ポリエチレンテレフタレートのみを小型プレス成形機を用いて、280℃、5kg/cm2で圧縮成形して樹脂シート(厚み0.5mm)(比S5)を得た。
6−ナイロンのみを小型プレス成形機を用いて、280℃、5kg/cm2で圧縮成形して樹脂シート(厚み0.5mm)(比S6)を得た。
得られたシートの吸湿率、吸放湿率、表面固有抵抗および引張強度測定結果を表1に示す。

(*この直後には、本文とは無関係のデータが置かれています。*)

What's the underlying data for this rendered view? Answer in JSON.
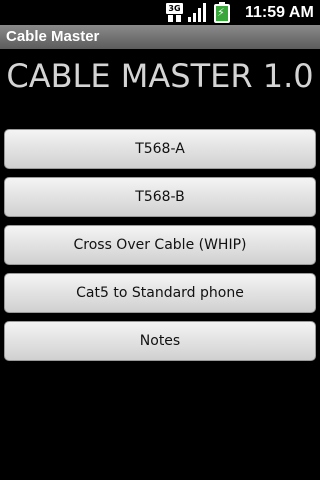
{
  "status_bar": {
    "network_label": "3G",
    "time": "11:59 AM",
    "icons": [
      "3g-data-icon",
      "signal-strength-icon",
      "battery-charging-icon"
    ]
  },
  "app_bar": {
    "title": "Cable Master"
  },
  "main": {
    "heading": "CABLE MASTER 1.0",
    "buttons": [
      {
        "label": "T568-A"
      },
      {
        "label": "T568-B"
      },
      {
        "label": "Cross Over Cable (WHIP)"
      },
      {
        "label": "Cat5 to Standard phone"
      },
      {
        "label": "Notes"
      }
    ]
  },
  "colors": {
    "background": "#000000",
    "title_bar": "#707070",
    "button_face": "#e2e2e2",
    "heading_text": "#d4d4d4",
    "battery_green": "#39a63b"
  }
}
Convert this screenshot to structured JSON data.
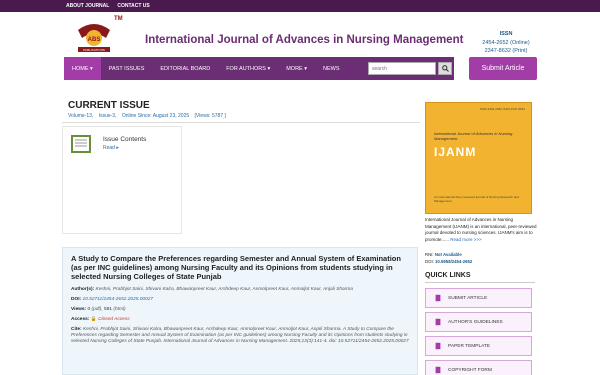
{
  "topbar": {
    "about": "ABOUT JOURNAL",
    "contact": "CONTACT US"
  },
  "header": {
    "title": "International Journal of Advances in Nursing Management",
    "logo_text": "ABS PUBLICATIONS",
    "logo_tm": "TM",
    "issn_label": "ISSN",
    "issn_online": "2454-2652 (Online)",
    "issn_print": "2347-8632 (Print)"
  },
  "nav": {
    "items": [
      "HOME ▾",
      "PAST ISSUES",
      "EDITORIAL BOARD",
      "FOR AUTHORS ▾",
      "MORE ▾",
      "NEWS"
    ],
    "search_placeholder": "search",
    "submit": "Submit Article"
  },
  "current_issue": {
    "heading": "CURRENT ISSUE",
    "volume": "Volume-13,",
    "issue": "Issue-3,",
    "online_since": "Online Since: August 23, 2025",
    "views": "[Views: 5787 ]",
    "card_title": "Issue Contents",
    "card_read": "Read ▸"
  },
  "article": {
    "title": "A Study to Compare the Preferences regarding Semester and Annual System of Examination (as per INC guidelines) among Nursing Faculty and its Opinions from students studying in selected Nursing Colleges of State Punjab",
    "authors_label": "Author(s):",
    "authors": "Keshni, Prabhjot Saini, Shivani Kalra, Bhawanpreet Kaur, Arshdeep Kaur, Anmolpreet Kaur, Anmoljot Kaur, Anjali Sharma",
    "doi_label": "DOI:",
    "doi": "10.52711/2454-2652.2025.00027",
    "views_label": "Views:",
    "views_pdf": "0",
    "views_pdf_unit": "(pdf),",
    "views_html": "581",
    "views_html_unit": "(html)",
    "access_label": "Access:",
    "access": "Closed Access",
    "cite_label": "Cite:",
    "cite": "Keshni, Prabhjot Saini, Shivani Kalra, Bhawanpreet Kaur, Arshdeep Kaur, Anmolpreet Kaur, Anmoljot Kaur, Anjali Sharma. A Study to Compare the Preferences regarding Semester and Annual System of Examination (as per INC guidelines) among Nursing Faculty and its Opinions from students studying in selected Nursing Colleges of State Punjab. International Journal of Advances in Nursing Management. 2025;13(3):141-4. doi: 10.52711/2454-2652.2025.00027"
  },
  "sidebar": {
    "cover_small": "ISSN 2454-2652\nISSN 2347-8632",
    "cover_title": "International Journal of Advances in Nursing Management",
    "cover_abbr": "IJANM",
    "cover_foot": "An international Peer-reviewed journal of Nursing Research and Management",
    "desc": "International Journal of Advances in Nursing Management (IJANM) is an international, peer-reviewed journal devoted to nursing sciences. IJANM's aim is to promote......",
    "read_more": "Read more >>>",
    "rni_label": "RNI:",
    "rni": "Not Available",
    "doi_label": "DOI:",
    "doi": "10.5958/2454-2652",
    "quick_links_title": "QUICK LINKS",
    "quick_links": [
      "SUBMIT ARTICLE",
      "AUTHOR'S GUIDELINES",
      "PAPER TEMPLATE",
      "COPYRIGHT FORM"
    ]
  },
  "colors": {
    "brand": "#6b2d73",
    "accent": "#a23ca6",
    "topbar": "#4a1a4e",
    "link": "#2a6ba8"
  }
}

表1の結果から、実施例の成形シートは樹脂本来の機械物性を損なうことなく、比較例の成形シートに比べて優れた吸湿性、吸放湿性および帯電防止性を有することがわかる。
Claims (7)
- 下記(A)と(B)の混合物からなることを特徴とする吸湿もしくは吸放湿性付与剤。

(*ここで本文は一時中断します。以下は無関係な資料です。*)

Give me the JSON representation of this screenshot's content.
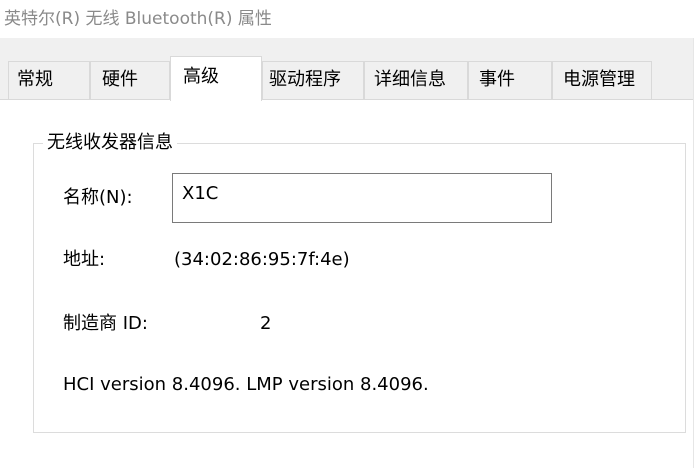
{
  "window": {
    "title": "英特尔(R) 无线 Bluetooth(R) 属性"
  },
  "tabs": [
    {
      "label": "常规",
      "active": false
    },
    {
      "label": "硬件",
      "active": false
    },
    {
      "label": "高级",
      "active": true
    },
    {
      "label": "驱动程序",
      "active": false
    },
    {
      "label": "详细信息",
      "active": false
    },
    {
      "label": "事件",
      "active": false
    },
    {
      "label": "电源管理",
      "active": false
    }
  ],
  "radio_info": {
    "group_title": "无线收发器信息",
    "name_label": "名称(N):",
    "name_value": "X1C",
    "address_label": "地址:",
    "address_value": "(34:02:86:95:7f:4e)",
    "manufacturer_label": "制造商 ID:",
    "manufacturer_value": "2",
    "version_text": "HCI version 8.4096.  LMP version 8.4096."
  },
  "colors": {
    "title_text": "#8a8a8a",
    "tab_strip": "#f0f0f0",
    "border": "#d9d9d9"
  }
}
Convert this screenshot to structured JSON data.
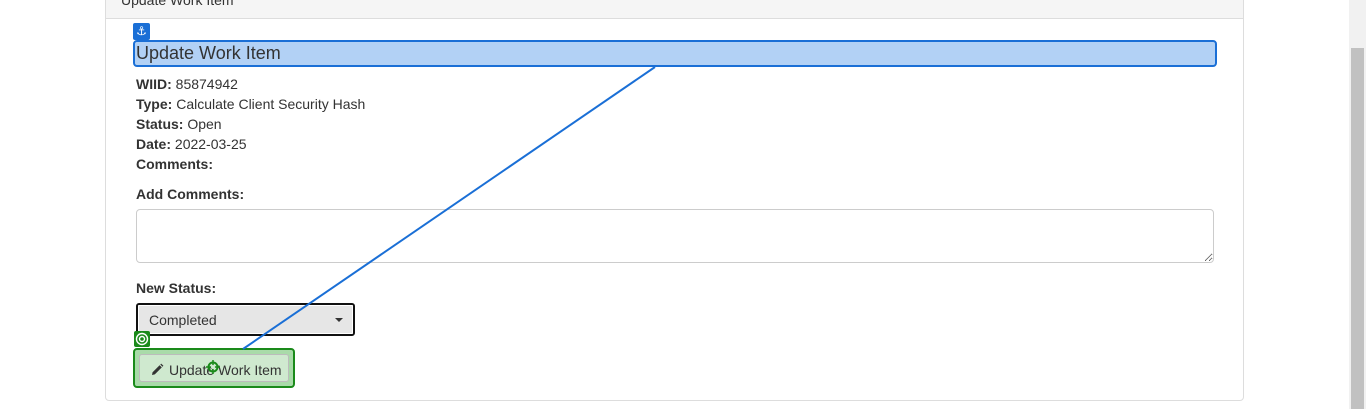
{
  "panel": {
    "heading": "Update Work Item"
  },
  "form": {
    "title": "Update Work Item",
    "wiid": {
      "label": "WIID:",
      "value": "85874942"
    },
    "type": {
      "label": "Type:",
      "value": "Calculate Client Security Hash"
    },
    "status": {
      "label": "Status:",
      "value": "Open"
    },
    "date": {
      "label": "Date:",
      "value": "2022-03-25"
    },
    "comments": {
      "label": "Comments:",
      "value": ""
    },
    "add_comments": {
      "label": "Add Comments:",
      "value": ""
    },
    "new_status": {
      "label": "New Status:",
      "selected": "Completed"
    },
    "submit_label": "Update Work Item"
  },
  "overlay": {
    "anchor_icon": "anchor-icon",
    "target_icon": "target-icon",
    "anchor_color": "#1a6fd6",
    "target_color": "#1a8a1a"
  }
}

(A):スルホン酸(塩)基を有する芳香族ジカルボン酸またはそのエステル形成性誘導体(a1)、(a1)以外のポリカルボン酸またはそのエステル形成性誘導体(a2)、およびジオール(a3)からなり、(a1)/(a2)のモル比が1/5〜1/1であり、(a3)が、数平均分子量1,000〜30,000のポリオキシエチレンであるポリエステル(但し、エチレンテレフタレートを主たる繰り返し単位とするポリエステルに5−ナトリウムスルホイソフタル酸を10モル%以上50モル%未満共重合した共重合ポリエステルを除く)
(B):エチレングリコールのエチレンオキシド90〜455モル付加物 - (A)と(B)の重量比が10/90〜90/10である請求項1記載の付与剤。
- 請求項1または2記載の付与剤を熱可塑性樹脂(C)に含有させてなる吸湿もしくは吸放湿性樹脂組成物。
- 吸湿もしくは吸放湿性付与剤の含有量が熱可塑性樹脂(C)の重量に基づいて0.5〜50%である請求項3記載の組成物。
- さらに、安定剤、難燃剤、紫外線吸収剤、酸化防止剤、帯電防止剤、顔料、染料、充填剤および発泡剤からなる群から選ばれる少なくとも1種の添加剤を含有させてなる請求項3または4記載の組成物。
- 請求項3〜5のいずれか記載の組成物を成形してなる、フィルム、シートおよびブロック物からなる群から選ばれる成形品。
- 請求項1または2記載の付与剤を樹脂成形品の表面に塗布してなる成形物品。